Members of the Dogon ethnic group - a hunting and farming community with a long history of tensions with the nomadic Fulani people over access to land - were blamed. An AFP journalist who visited the village said many homes were torched and the ground was littered with corpses. The Fulani are also accused of supporting a jihadist preacher, Amadou Koufa, who rose to prominence in central Mali four years ago.
So-called self-defence groups emerged in the Dogon community with the declared role of providing protection against the insurgents. The militia, called the Dan Nan Ambassagou, also attacked the Fulani and was ordered to be dissolved after the massacre. Tens of thousands of people took to the streets of Bamako on April 5 to protest against the upsurge of violence, accusing the government of not doing enough to stop it.
The protest was called by Muslim religious leaders, organisations representing the Fulani community, opposition parties and civil society groups. Mali has been struggling to restore stability since Islamist extremists linked to Al-Qaeda took control of the country's vast desert north in early 2012. While the jihadists were largely driven out in a French-led military operation that began in January 2013, huge areas are still in the grip of lawlessness, despite a 2015 peace agreement with some armed groups that sought to definitively stamp out the Islamist threat.

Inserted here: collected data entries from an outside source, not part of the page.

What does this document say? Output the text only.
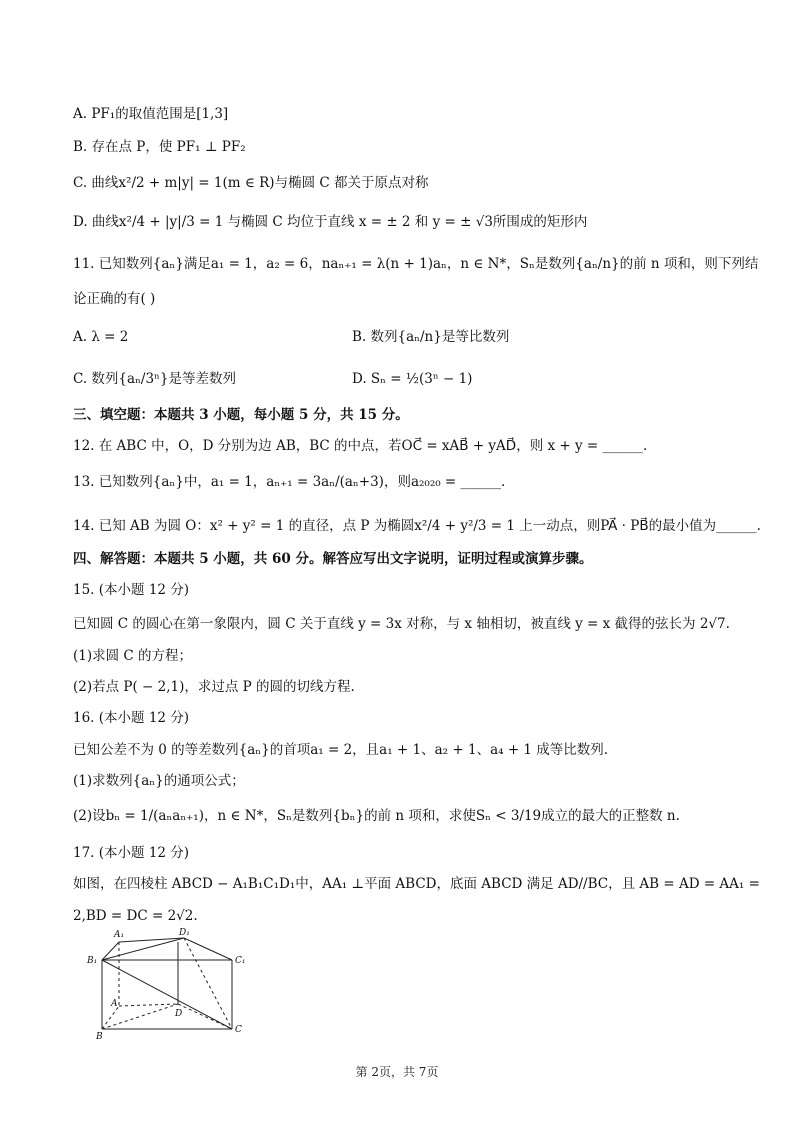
A. PF₁的取值范围是[1,3]
B. 存在点 P，使 PF₁ ⊥ PF₂
C. 曲线x²/2 + m|y| = 1(m ∈ R)与椭圆 C 都关于原点对称
D. 曲线x²/4 + |y|/3 = 1 与椭圆 C 均位于直线 x = ± 2 和 y = ± √3所围成的矩形内
11. 已知数列{aₙ}满足a₁ = 1，a₂ = 6，naₙ₊₁ = λ(n + 1)aₙ，n ∈ N*，Sₙ是数列{aₙ/n}的前 n 项和，则下列结
论正确的有( )
A. λ = 2	B. 数列{aₙ/n}是等比数列
C. 数列{aₙ/3ⁿ}是等差数列	D. Sₙ = ½(3ⁿ − 1)
三、填空题：本题共 3 小题，每小题 5 分，共 15 分。
12. 在 ABC 中，O，D 分别为边 AB，BC 的中点，若OC⃗ = xAB⃗ + yAD⃗，则 x + y = ______.
13. 已知数列{aₙ}中，a₁ = 1，aₙ₊₁ = 3aₙ/(aₙ+3)，则a₂₀₂₀ = ______.
14. 已知 AB 为圆 O：x² + y² = 1 的直径，点 P 为椭圆x²/4 + y²/3 = 1 上一动点，则PA⃗ · PB⃗的最小值为______.
四、解答题：本题共 5 小题，共 60 分。解答应写出文字说明，证明过程或演算步骤。
15. (本小题 12 分)
已知圆 C 的圆心在第一象限内，圆 C 关于直线 y = 3x 对称，与 x 轴相切，被直线 y = x 截得的弦长为 2√7.
(1)求圆 C 的方程；
(2)若点 P( − 2,1)，求过点 P 的圆的切线方程.
16. (本小题 12 分)
已知公差不为 0 的等差数列{aₙ}的首项a₁ = 2，且a₁ + 1、a₂ + 1、a₄ + 1 成等比数列.
(1)求数列{aₙ}的通项公式；
(2)设bₙ = 1/(aₙaₙ₊₁)，n ∈ N*，Sₙ是数列{bₙ}的前 n 项和，求使Sₙ < 3/19成立的最大的正整数 n.
17. (本小题 12 分)
如图，在四棱柱 ABCD − A₁B₁C₁D₁中，AA₁ ⊥平面 ABCD，底面 ABCD 满足 AD//BC，且 AB = AD = AA₁ =
2,BD = DC = 2√2.
A₁	D₁
B₁	C₁
A
D
B
C
第 2页，共 7页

Since then, militants have shifted from the north towards the more densely populated centre of the country, where they have sharpened ancient rivalries and ethnic conflicts that date back years. Jihadist attacks have also spread to Burkina Faso, Chad and Niger, forcing tens of thousands of people from their homes. March's attack was the deadliest in Mali since the 2013 French-led military intervention. In the aftermath of the massacre, Keita visited the village and vowed to beef up security and enforce justice.